Let’s start with a clean sheet and ask a few questions to set the scene. Oh and forget the Fed, it has way out done its role of smoothing the operation of the banking system which, in turn, has shown that it is a source of economic friction rather than a facilitator of economic activity.
What is a fair tax rate? You can play around with this, but I am going to say 20%, (you can check out this site for corporate and personal tax rates around the planet).
How much of our taxes should be spent on servicing debt? This does rather assume we have this luxury, but again I am going to say a maximum of 20% before we start suffering a loss in living standards.
How much should we pay for debt? Well this is usually set as a function of long run inflation and a required real rate of return for investors to tie their money up by taking our future income. I am going to say 2% inflation and 2% required real rate of return which gives a ten year bond yield of 4%. When the economy stops being run by communists then maybe we revert to a “normal” proxy of the ten year bond yield with this handle.
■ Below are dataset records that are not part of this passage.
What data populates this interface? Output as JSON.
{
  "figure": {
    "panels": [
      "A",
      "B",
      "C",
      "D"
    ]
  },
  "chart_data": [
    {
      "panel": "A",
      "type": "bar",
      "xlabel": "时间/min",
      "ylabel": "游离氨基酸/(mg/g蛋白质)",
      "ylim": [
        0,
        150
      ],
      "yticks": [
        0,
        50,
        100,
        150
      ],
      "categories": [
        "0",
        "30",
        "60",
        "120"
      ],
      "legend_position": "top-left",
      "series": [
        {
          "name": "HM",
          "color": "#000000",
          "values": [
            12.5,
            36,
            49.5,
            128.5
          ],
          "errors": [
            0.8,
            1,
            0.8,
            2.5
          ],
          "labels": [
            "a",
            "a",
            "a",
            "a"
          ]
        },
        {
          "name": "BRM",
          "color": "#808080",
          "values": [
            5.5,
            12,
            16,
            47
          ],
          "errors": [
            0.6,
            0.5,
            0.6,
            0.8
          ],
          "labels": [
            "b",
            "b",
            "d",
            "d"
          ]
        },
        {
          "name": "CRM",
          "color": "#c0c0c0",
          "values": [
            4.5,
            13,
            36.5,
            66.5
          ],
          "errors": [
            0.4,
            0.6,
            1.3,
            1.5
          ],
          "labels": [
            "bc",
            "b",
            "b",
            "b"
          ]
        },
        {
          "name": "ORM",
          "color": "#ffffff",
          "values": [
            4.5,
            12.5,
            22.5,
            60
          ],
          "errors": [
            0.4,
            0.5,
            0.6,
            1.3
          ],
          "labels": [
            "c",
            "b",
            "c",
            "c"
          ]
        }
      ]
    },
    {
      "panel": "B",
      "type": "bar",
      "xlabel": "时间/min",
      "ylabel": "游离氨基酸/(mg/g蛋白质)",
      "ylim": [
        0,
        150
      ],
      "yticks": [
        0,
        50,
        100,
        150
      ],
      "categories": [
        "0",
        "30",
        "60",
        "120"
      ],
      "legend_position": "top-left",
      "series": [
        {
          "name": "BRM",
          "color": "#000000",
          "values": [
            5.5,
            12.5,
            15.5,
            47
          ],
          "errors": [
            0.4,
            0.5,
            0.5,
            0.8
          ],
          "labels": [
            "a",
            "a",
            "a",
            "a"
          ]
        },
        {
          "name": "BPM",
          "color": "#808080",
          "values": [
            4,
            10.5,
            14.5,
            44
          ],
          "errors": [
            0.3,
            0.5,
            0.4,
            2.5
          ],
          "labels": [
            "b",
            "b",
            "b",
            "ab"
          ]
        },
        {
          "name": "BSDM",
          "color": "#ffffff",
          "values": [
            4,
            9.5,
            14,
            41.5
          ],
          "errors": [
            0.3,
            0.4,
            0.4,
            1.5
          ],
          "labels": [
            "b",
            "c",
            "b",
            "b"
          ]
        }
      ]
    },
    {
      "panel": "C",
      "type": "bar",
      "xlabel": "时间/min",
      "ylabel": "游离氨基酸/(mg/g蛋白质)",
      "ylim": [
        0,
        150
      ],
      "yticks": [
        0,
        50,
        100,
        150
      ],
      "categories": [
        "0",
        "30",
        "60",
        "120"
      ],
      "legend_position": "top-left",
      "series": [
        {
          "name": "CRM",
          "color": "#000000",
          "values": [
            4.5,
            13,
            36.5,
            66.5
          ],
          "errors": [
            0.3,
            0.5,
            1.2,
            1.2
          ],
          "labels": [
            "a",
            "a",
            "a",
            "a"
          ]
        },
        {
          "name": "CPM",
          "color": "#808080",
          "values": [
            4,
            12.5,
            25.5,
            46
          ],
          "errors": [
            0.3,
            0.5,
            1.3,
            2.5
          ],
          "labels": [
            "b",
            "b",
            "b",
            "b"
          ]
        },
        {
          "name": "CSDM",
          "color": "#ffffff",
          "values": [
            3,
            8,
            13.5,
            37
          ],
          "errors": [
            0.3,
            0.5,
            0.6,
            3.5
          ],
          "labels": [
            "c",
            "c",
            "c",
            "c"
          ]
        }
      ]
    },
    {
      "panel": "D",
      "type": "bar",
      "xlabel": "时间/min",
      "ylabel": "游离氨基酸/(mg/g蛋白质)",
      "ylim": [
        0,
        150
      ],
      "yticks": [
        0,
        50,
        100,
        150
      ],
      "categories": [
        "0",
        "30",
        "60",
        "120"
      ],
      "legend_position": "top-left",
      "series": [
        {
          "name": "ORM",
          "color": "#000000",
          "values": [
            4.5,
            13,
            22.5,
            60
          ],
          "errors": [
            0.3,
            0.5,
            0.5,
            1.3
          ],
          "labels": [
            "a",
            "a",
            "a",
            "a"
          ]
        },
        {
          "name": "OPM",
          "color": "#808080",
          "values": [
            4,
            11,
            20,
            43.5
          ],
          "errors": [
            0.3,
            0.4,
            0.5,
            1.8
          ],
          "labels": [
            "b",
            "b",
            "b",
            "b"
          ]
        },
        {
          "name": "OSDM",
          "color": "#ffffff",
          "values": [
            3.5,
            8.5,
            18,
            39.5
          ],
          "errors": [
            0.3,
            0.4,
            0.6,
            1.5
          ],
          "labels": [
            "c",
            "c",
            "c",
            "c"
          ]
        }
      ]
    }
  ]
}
There you have it. A clean sheet of paper and we have the basic financing pieces. No BS, no promises, just affordable and sensible metrics. A sensible starting finance position is we can afford 20% of our income as tax and we can afford 20% of these taxes to pay interest at 4% in perpetuity.
How much income do we currently produce? Well there are a number of ways to do calculate this. We could fall back on using GDP as measured on an Income, Expenditure or Production basis. Here is how Wikipedia sets it out.
Knock yourself out with the technicalities, none of which matter in the financing case too much. The US takes US$2 trillion in taxes with around 10% of the labour force unemployed (14 million). Leave aside the U6 stuff and assume that if we get this number down to 6 million we are doing pretty well.
If these 7 million people could be employed, then corporate profits would increase, those employed would pay taxes and would cease drawing benefits. I am not going to get into the fiscal spending side of the equation just now. We have to assume the worst and these people would contribute little in the way of net tax and the companies that employ them would have the rather nasty habit of not paying a high rate of taxes either. We could assume that employers make $2,500 for each of the 8 million low paid employees per year and pay 10% in taxes on that. This would improve the tax take by (a whopping) US$2 billion on US$20 billion in new profits or just 0.1% of our current US$2 trillion tax take.
So here are the “clean sheet of paper” numbers for the level of debt we can afford. US$2 trillion in taxes times 20% we can afford divided by 4%. The answer is US$10 trillion. This is a true debt ceiling.
Any more than this and the US is simply living beyond its means. If you play around with the affordable tax of 20% and make it say 15% or heaven forbid 10%, you can get to some more realistic numbers. The next time you hear any political plan that does not centre on running a fiscal surplus for the length of time taken to run US$6 trillion in surpluses over ten years (not cutting $2 or $4 trillion from some “baseline” of debt growth), you know it is BS.
The next leg of course is the affordable amount of spending implied by this “blank sheet of paper” approach. I said 20% of taxes on interest and that this is US$400 billion (based on US$2 trillion tax take). Spending has to be cut on the same basis from the current US$3.5 trillion to, firstly, US$2 trillion (that is, all expenditures must be initially cut by 40% to stop the rot and balance the books) and surpluses run that total US$6 trillion over whatever time scale, say ten years or US$600 billion a year.
In other words, spending should be cut from US$3.5 trillion a year to US$1.4 trillion for ten years (60%) to set the books right for the next generation. That is every vote for every government department.